Heart rhythm problems not related to genetics are—just like most things—caused by our lifestyles: “It’s the usual stuff,” said Hreibe, “not eating a healthy diet, not exercising, smoking and not controlling diabetes and blood pressure.”
If you feel like something’s going on with your heart rhythms, it’s important to get checked out because any problem with your heart is potentially life-threatening. “We tell referring physicians: Even if you think nothing’s going on, if you’re not sure, send us the patient,” said Hreibe. “If everything is fine, that’s great. But anything is wrong, it’s better treated earlier rather than later.”
Choosing an accredited electrophysiology lab is also key. For example, Augusta University Health’s EP lab is the first American College of Cardiology accredited EP lab in the state of Georgia. It’s also only the sixth program in the U.S. to earn this voluntary designation, meeting a high standard of care and continuous education and training. “Our surveyor specifically noted the engagement, collegiality, and hard work of the EP lab staff, but most importantly the incredible care they give to patients throughout the CSRA every day,” said Dr. Pascha Schafer, medical director of the cardiac care unit at AU Health.
Getting Back in Rhythm
If you have a slow heart rate:
A cardiac electrophysiologist can insert a pacemaker. Nowadays, these are considered small procedures and take only about 45 minutes.

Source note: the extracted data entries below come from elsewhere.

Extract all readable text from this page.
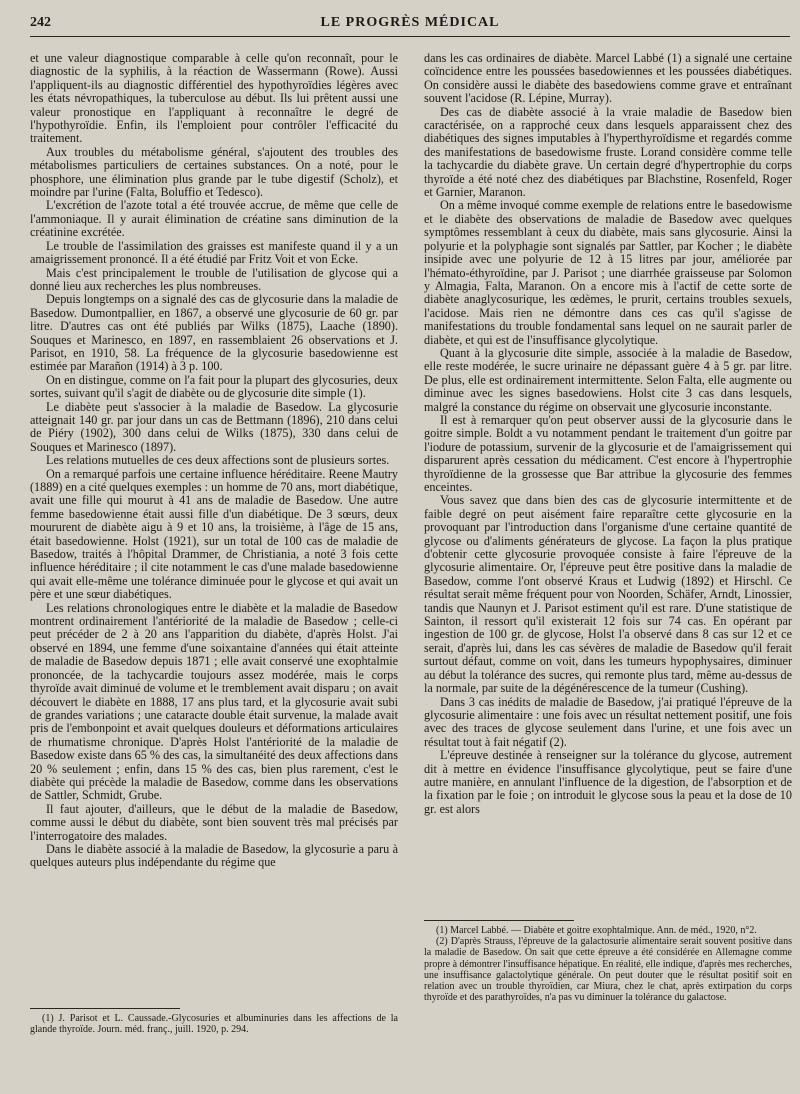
242	LE PROGRÈS MÉDICAL

et une valeur diagnostique comparable à celle qu'on reconnaît, pour le diagnostic de la syphilis, à la réaction de Wassermann (Rowe). Aussi l'appliquent-ils au diagnostic différentiel des hypothyroïdies légères avec les états névropathiques, la tuberculose au début. Ils lui prêtent aussi une valeur pronostique en l'appliquant à reconnaître le degré de l'hypothyroïdie. Enfin, ils l'emploient pour contrôler l'efficacité du traitement.

Aux troubles du métabolisme général, s'ajoutent des troubles des métabolismes particuliers de certaines substances. On a noté, pour le phosphore, une élimination plus grande par le tube digestif (Scholz), et moindre par l'urine (Falta, Boluffio et Tedesco).

L'excrétion de l'azote total a été trouvée accrue, de même que celle de l'ammoniaque. Il y aurait élimination de créatine sans diminution de la créatinine excrétée.

Le trouble de l'assimilation des graisses est manifeste quand il y a un amaigrissement prononcé. Il a été étudié par Fritz Voit et von Ecke.

Mais c'est principalement le trouble de l'utilisation de glycose qui a donné lieu aux recherches les plus nombreuses.

Depuis longtemps on a signalé des cas de glycosurie dans la maladie de Basedow. Dumontpallier, en 1867, a observé une glycosurie de 60 gr. par litre. D'autres cas ont été publiés par Wilks (1875), Laache (1890). Souques et Marinesco, en 1897, en rassemblaient 26 observations et J. Parisot, en 1910, 58. La fréquence de la glycosurie basedowienne est estimée par Marañon (1914) à 3 p. 100.

On en distingue, comme on l'a fait pour la plupart des glycosuries, deux sortes, suivant qu'il s'agit de diabète ou de glycosurie dite simple (1).

Le diabète peut s'associer à la maladie de Basedow. La glycosurie atteignait 140 gr. par jour dans un cas de Bettmann (1896), 210 dans celui de Piéry (1902), 300 dans celui de Wilks (1875), 330 dans celui de Souques et Marinesco (1897).

Les relations mutuelles de ces deux affections sont de plusieurs sortes.

On a remarqué parfois une certaine influence héréditaire. Reene Mautry (1889) en a cité quelques exemples : un homme de 70 ans, mort diabétique, avait une fille qui mourut à 41 ans de maladie de Basedow. Une autre femme basedowienne était aussi fille d'un diabétique. De 3 sœurs, deux moururent de diabète aigu à 9 et 10 ans, la troisième, à l'âge de 15 ans, était basedowienne. Holst (1921), sur un total de 100 cas de maladie de Basedow, traités à l'hôpital Drammer, de Christiania, a noté 3 fois cette influence héréditaire ; il cite notamment le cas d'une malade basedowienne qui avait elle-même une tolérance diminuée pour le glycose et qui avait un père et une sœur diabétiques.

Les relations chronologiques entre le diabète et la maladie de Basedow montrent ordinairement l'antériorité de la maladie de Basedow ; celle-ci peut précéder de 2 à 20 ans l'apparition du diabète, d'après Holst. J'ai observé en 1894, une femme d'une soixantaine d'années qui était atteinte de maladie de Basedow depuis 1871 ; elle avait conservé une exophtalmie prononcée, de la tachycardie toujours assez modérée, mais le corps thyroïde avait diminué de volume et le tremblement avait disparu ; on avait découvert le diabète en 1888, 17 ans plus tard, et la glycosurie avait subi de grandes variations ; une cataracte double était survenue, la malade avait pris de l'embonpoint et avait quelques douleurs et déformations articulaires de rhumatisme chronique. D'après Holst l'antériorité de la maladie de Basedow existe dans 65 % des cas, la simultanéité des deux affections dans 20 % seulement ; enfin, dans 15 % des cas, bien plus rarement, c'est le diabète qui précède la maladie de Basedow, comme dans les observations de Sattler, Schmidt, Grube.

Il faut ajouter, d'ailleurs, que le début de la maladie de Basedow, comme aussi le début du diabète, sont bien souvent très mal précisés par l'interrogatoire des malades.

Dans le diabète associé à la maladie de Basedow, la glycosurie a paru à quelques auteurs plus indépendante du régime que

dans les cas ordinaires de diabète. Marcel Labbé (1) a signalé une certaine coïncidence entre les poussées basedowiennes et les poussées diabétiques. On considère aussi le diabète des basedowiens comme grave et entraînant souvent l'acidose (R. Lépine, Murray).

Des cas de diabète associé à la vraie maladie de Basedow bien caractérisée, on a rapproché ceux dans lesquels apparaissent chez des diabétiques des signes imputables à l'hyperthyroïdisme et regardés comme des manifestations de basedowisme fruste. Lorand considère comme telle la tachycardie du diabète grave. Un certain degré d'hypertrophie du corps thyroïde a été noté chez des diabétiques par Blachstine, Rosenfeld, Roger et Garnier, Maranon.

On a même invoqué comme exemple de relations entre le basedowisme et le diabète des observations de maladie de Basedow avec quelques symptômes ressemblant à ceux du diabète, mais sans glycosurie. Ainsi la polyurie et la polyphagie sont signalés par Sattler, par Kocher ; le diabète insipide avec une polyurie de 12 à 15 litres par jour, améliorée par l'hémato-éthyroïdine, par J. Parisot ; une diarrhée graisseuse par Solomon y Almagia, Falta, Maranon. On a encore mis à l'actif de cette sorte de diabète anaglycosurique, les œdèmes, le prurit, certains troubles sexuels, l'acidose. Mais rien ne démontre dans ces cas qu'il s'agisse de manifestations du trouble fondamental sans lequel on ne saurait parler de diabète, et qui est de l'insuffisance glycolytique.

Quant à la glycosurie dite simple, associée à la maladie de Basedow, elle reste modérée, le sucre urinaire ne dépassant guère 4 à 5 gr. par litre. De plus, elle est ordinairement intermittente. Selon Falta, elle augmente ou diminue avec les signes basedowiens. Holst cite 3 cas dans lesquels, malgré la constance du régime on observait une glycosurie inconstante.

Il est à remarquer qu'on peut observer aussi de la glycosurie dans le goitre simple. Boldt a vu notamment pendant le traitement d'un goitre par l'iodure de potassium, survenir de la glycosurie et de l'amaigrissement qui disparurent après cessation du médicament. C'est encore à l'hypertrophie thyroïdienne de la grossesse que Bar attribue la glycosurie des femmes enceintes.

Vous savez que dans bien des cas de glycosurie intermittente et de faible degré on peut aisément faire reparaître cette glycosurie en la provoquant par l'introduction dans l'organisme d'une certaine quantité de glycose ou d'aliments générateurs de glycose. La façon la plus pratique d'obtenir cette glycosurie provoquée consiste à faire l'épreuve de la glycosurie alimentaire. Or, l'épreuve peut être positive dans la maladie de Basedow, comme l'ont observé Kraus et Ludwig (1892) et Hirschl. Ce résultat serait même fréquent pour von Noorden, Schäfer, Arndt, Linossier, tandis que Naunyn et J. Parisot estiment qu'il est rare. D'une statistique de Sainton, il ressort qu'il existerait 12 fois sur 74 cas. En opérant par ingestion de 100 gr. de glycose, Holst l'a observé dans 8 cas sur 12 et ce serait, d'après lui, dans les cas sévères de maladie de Basedow qu'il ferait surtout défaut, comme on voit, dans les tumeurs hypophysaires, diminuer au début la tolérance des sucres, qui remonte plus tard, même au-dessus de la normale, par suite de la dégénérescence de la tumeur (Cushing).

Dans 3 cas inédits de maladie de Basedow, j'ai pratiqué l'épreuve de la glycosurie alimentaire : une fois avec un résultat nettement positif, une fois avec des traces de glycose seulement dans l'urine, et une fois avec un résultat tout à fait négatif (2).

L'épreuve destinée à renseigner sur la tolérance du glycose, autrement dit à mettre en évidence l'insuffisance glycolytique, peut se faire d'une autre manière, en annulant l'influence de la digestion, de l'absorption et de la fixation par le foie ; on introduit le glycose sous la peau et la dose de 10 gr. est alors

(1) J. Parisot et L. Caussade.-Glycosuries et albuminuries dans les affections de la glande thyroïde. Journ. méd. franç., juill. 1920, p. 294.

(1) Marcel Labbé. — Diabète et goitre exophtalmique. Ann. de méd., 1920, n°2.

(2) D'après Strauss, l'épreuve de la galactosurie alimentaire serait souvent positive dans la maladie de Basedow. On sait que cette épreuve a été considérée en Allemagne comme propre à démontrer l'insuffisance hépatique. En réalité, elle indique, d'après mes recherches, une insuffisance galactolytique générale. On peut douter que le résultat positif soit en relation avec un trouble thyroïdien, car Miura, chez le chat, après extirpation du corps thyroïde et des parathyroïdes, n'a pas vu diminuer la tolérance du galactose.
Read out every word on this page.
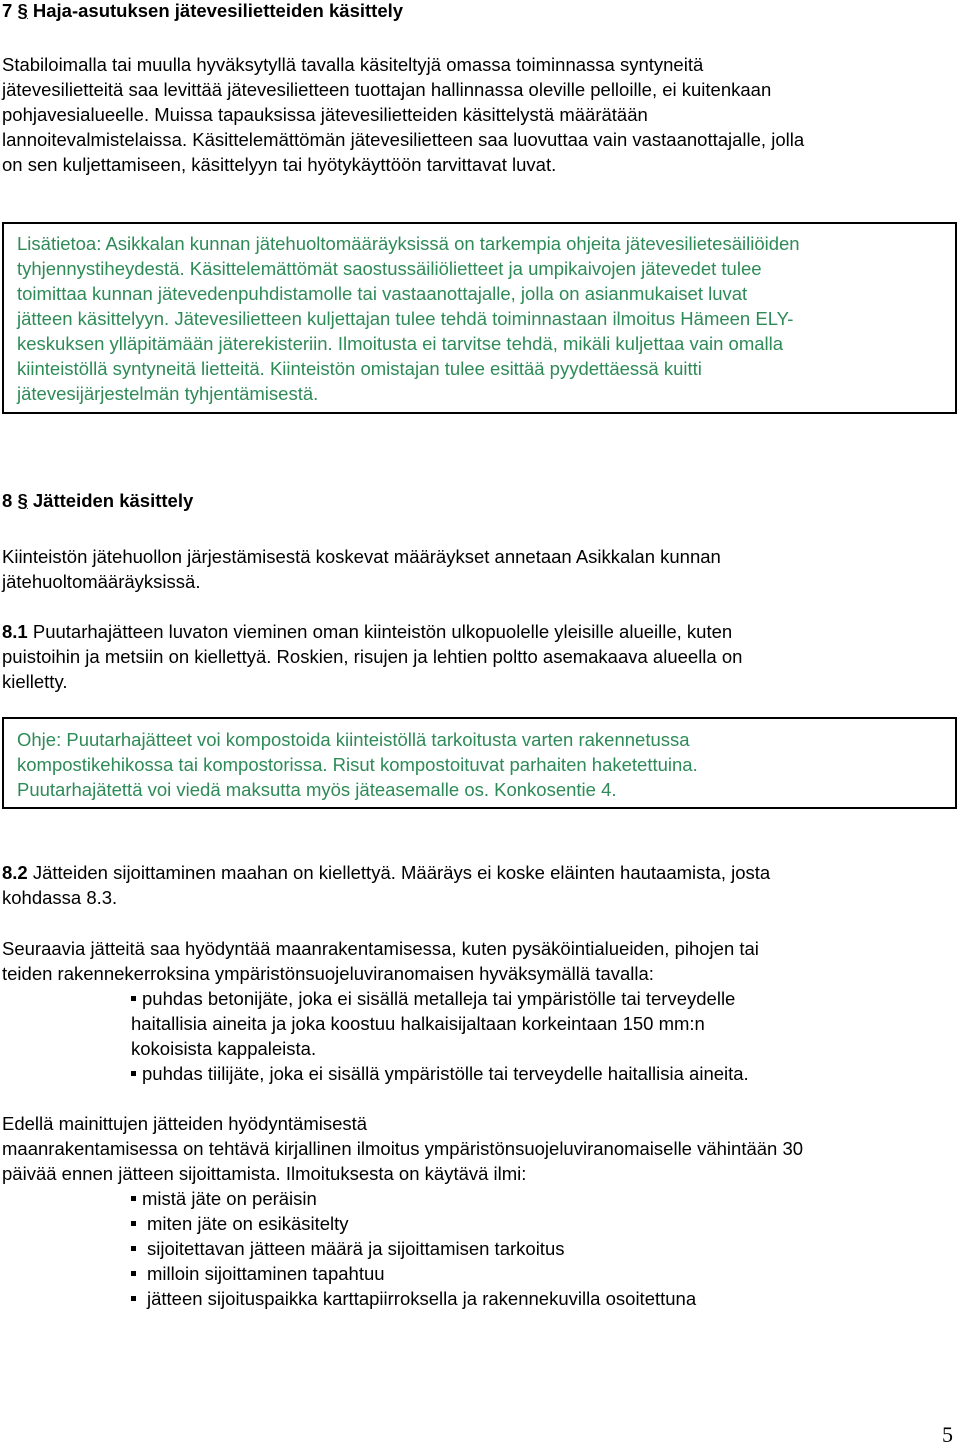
7 § Haja-asutuksen jätevesilietteiden käsittely
Stabiloimalla tai muulla hyväksytyllä tavalla käsiteltyjä omassa toiminnassa syntyneitä
jätevesilietteitä saa levittää jätevesilietteen tuottajan hallinnassa oleville pelloille, ei kuitenkaan
pohjavesialueelle. Muissa tapauksissa jätevesilietteiden käsittelystä määrätään
lannoitevalmistelaissa. Käsittelemättömän jätevesilietteen saa luovuttaa vain vastaanottajalle, jolla
on sen kuljettamiseen, käsittelyyn tai hyötykäyttöön tarvittavat luvat.
Lisätietoa: Asikkalan kunnan jätehuoltomääräyksissä on tarkempia ohjeita jätevesilietesäiliöiden
tyhjennystiheydestä. Käsittelemättömät saostussäiliölietteet ja umpikaivojen jätevedet tulee
toimittaa kunnan jätevedenpuhdistamolle tai vastaanottajalle, jolla on asianmukaiset luvat
jätteen käsittelyyn. Jätevesilietteen kuljettajan tulee tehdä toiminnastaan ilmoitus Hämeen ELY-
keskuksen ylläpitämään jäterekisteriin. Ilmoitusta ei tarvitse tehdä, mikäli kuljettaa vain omalla
kiinteistöllä syntyneitä lietteitä. Kiinteistön omistajan tulee esittää pyydettäessä kuitti
jätevesijärjestelmän tyhjentämisestä.
8 § Jätteiden käsittely
Kiinteistön jätehuollon järjestämisestä koskevat määräykset annetaan Asikkalan kunnan
jätehuoltomääräyksissä.
8.1 Puutarhajätteen luvaton vieminen oman kiinteistön ulkopuolelle yleisille alueille, kuten
puistoihin ja metsiin on kiellettyä. Roskien, risujen ja lehtien poltto asemakaava alueella on
kielletty.
Ohje: Puutarhajätteet voi kompostoida kiinteistöllä tarkoitusta varten rakennetussa
kompostikehikossa tai kompostorissa. Risut kompostoituvat parhaiten haketettuina.
Puutarhajätettä voi viedä maksutta myös jäteasemalle os. Konkosentie 4.
8.2 Jätteiden sijoittaminen maahan on kiellettyä. Määräys ei koske eläinten hautaamista, josta
kohdassa 8.3.
Seuraavia jätteitä saa hyödyntää maanrakentamisessa, kuten pysäköintialueiden, pihojen tai
teiden rakennekerroksina ympäristönsuojeluviranomaisen hyväksymällä tavalla:
puhdas betonijäte, joka ei sisällä metalleja tai ympäristölle tai terveydelle
haitallisia aineita ja joka koostuu halkaisijaltaan korkeintaan 150 mm:n
kokoisista kappaleista.
puhdas tiilijäte, joka ei sisällä ympäristölle tai terveydelle haitallisia aineita.
Edellä mainittujen jätteiden hyödyntämisestä
maanrakentamisessa on tehtävä kirjallinen ilmoitus ympäristönsuojeluviranomaiselle vähintään 30
päivää ennen jätteen sijoittamista. Ilmoituksesta on käytävä ilmi:
mistä jäte on peräisin
miten jäte on esikäsitelty
sijoitettavan jätteen määrä ja sijoittamisen tarkoitus
milloin sijoittaminen tapahtuu
jätteen sijoituspaikka karttapiirroksella ja rakennekuvilla osoitettuna
5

If you have a fast heart rate:
Whether the problem is within the top or bottom chambers of your heart, your treatment could be medication, or it could be ablation. During cardiac ablation, you’ll go under anesthesia, while a cardiac electrophysiologist inserts a long, flexible tube called a catheter into a vein in your groin. He or she then threads the catheter to your heart. The catheter carries an electrode, which uses energy to scar or destroy the tissue that’s causing your electrical problem.
If you’re at risk for sudden cardiac death:
Your cardiac electrophysiologist will likely recommend an implantable cardioverter defibrillator. This device acts both like a pacemaker, using electrical pulses to help control your heart’s rhythms. But, if it senses dangerous rhythms, it delivers a shock to help correct the life-threatening rhythm.
In Denial?
“I’ve had patients walk into clinic, and their first statement is, ‘I’m feeling fine; I don’t know why they sent me here,’” said Hreibe. “As you start talking to them, you realize they’re not fine; they just started avoiding everything that makes them feel bad. You ask, ‘What do you do all day?’ and they say, ‘I sit down, and I watch TV.’ ‘Do you clean house?’ ‘No, I can’t do that; I get short of breath if I do that.’
That’s when patients should ask themselves, “Is this the way I want to live? Is this the quality of life I’m OK with for the next 30 years?”
Whether or not patients answer no to that question, the point is to get the information and make an informed decision, said Hreibe.